My question is this:
Judging by the what this HA instructions are saying, it appears that there is something that will need to be done after each host is added. Something related to registering the host IP address. Can you please explain this process and help me find a way to automate that in my autoscaling group/launch configuration.

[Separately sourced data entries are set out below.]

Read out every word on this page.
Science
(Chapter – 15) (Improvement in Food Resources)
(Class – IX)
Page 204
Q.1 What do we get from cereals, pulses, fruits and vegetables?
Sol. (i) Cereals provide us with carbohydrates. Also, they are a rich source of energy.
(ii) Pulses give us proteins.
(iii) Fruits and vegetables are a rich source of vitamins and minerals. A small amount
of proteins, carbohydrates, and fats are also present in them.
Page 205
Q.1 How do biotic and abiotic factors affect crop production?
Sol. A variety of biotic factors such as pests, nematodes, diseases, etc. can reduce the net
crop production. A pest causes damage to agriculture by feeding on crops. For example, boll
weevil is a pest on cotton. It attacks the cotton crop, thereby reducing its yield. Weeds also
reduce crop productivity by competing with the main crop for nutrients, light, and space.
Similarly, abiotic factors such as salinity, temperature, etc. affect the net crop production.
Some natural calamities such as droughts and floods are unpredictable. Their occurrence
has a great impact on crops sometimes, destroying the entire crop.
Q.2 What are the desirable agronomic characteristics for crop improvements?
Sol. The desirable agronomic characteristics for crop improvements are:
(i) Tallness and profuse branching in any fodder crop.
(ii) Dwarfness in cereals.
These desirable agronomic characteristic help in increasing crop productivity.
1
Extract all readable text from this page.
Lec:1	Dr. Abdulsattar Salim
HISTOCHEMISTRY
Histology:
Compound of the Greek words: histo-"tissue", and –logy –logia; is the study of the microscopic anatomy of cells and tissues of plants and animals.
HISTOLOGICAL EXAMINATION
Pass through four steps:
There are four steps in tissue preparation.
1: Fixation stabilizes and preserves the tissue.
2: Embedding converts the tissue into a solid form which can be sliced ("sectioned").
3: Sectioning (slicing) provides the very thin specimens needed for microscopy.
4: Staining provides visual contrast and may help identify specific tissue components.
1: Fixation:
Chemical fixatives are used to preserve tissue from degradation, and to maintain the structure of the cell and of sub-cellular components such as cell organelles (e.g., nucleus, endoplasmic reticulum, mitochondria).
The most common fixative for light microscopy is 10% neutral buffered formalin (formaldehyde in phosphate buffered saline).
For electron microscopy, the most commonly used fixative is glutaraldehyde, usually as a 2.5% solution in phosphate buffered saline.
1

Also, this is the custom script that is generated from my new Rancher HA server when I click on add a custome host: sudo docker run -d --privileged -e CA_FINGERPRINT="AF:6C:75:7B:BC:C1:36:23:F8:0F:78:D4:01:65:B3:18:7D:43:C6:DC" -v /var/run/docker.sock:/var/run/docker.sock -v /var/lib/rancher:/var/lib/rancher rancher/agent:v1.0.1 https://rch.domain.com/v1/scripts/CAFBBFUGJA996B76E2:1463504400000:8aiktUisghh3QbKOfi5FwyyfX8A
As of this time I cannot connect to the server over https:// so this will not work. I suspect my load balancer is not pointing to the correct port. I have it set to direct 80 > 18080 but I do not know which port to direct it to for https. These are the ports that the rancher server has opened:
Any help? The documentation for HA setup does not really state what ports to set for the load balancer but I found another post that said it should be 80 > 81 and 443 > 444. This did not work. I can access the HA server only because I have pointed 80 > 18080
Something is clearly not right with the networking.
I followed the directions and removed all the containers and restarted, specifying to user v1.0.1.
remove all containers
$ docker rm -f $(docker ps -a -q)
launch rancher server
$ ./rancher-ha.sh rancher/server:v1.0.1
I can indeed connect over port 80 now with my LoadBalancer set to 80 > 80.
But when I try to connect to https: I get an error that the certificate is invalid. When I look at the certificate, this is what I see.
I really want to stick with the stable release 1.0.1 if I can. I am trying to build a production environment. I am also on docker version 1.10.3. I encountered problems with 1.11 in trying to implement ConvoyFS. So I would like to know the best way to get this working in that scenario.
Is it possible, with the instruction you gave me, or is HA not possible with this version?
HA + SSL + ELB is not possible in 1.0.1 because the proxy-protocol port (444) returns responses that say http/ws instead of https/wss. This is fixed in 1.0.2, along with a short list of other changes.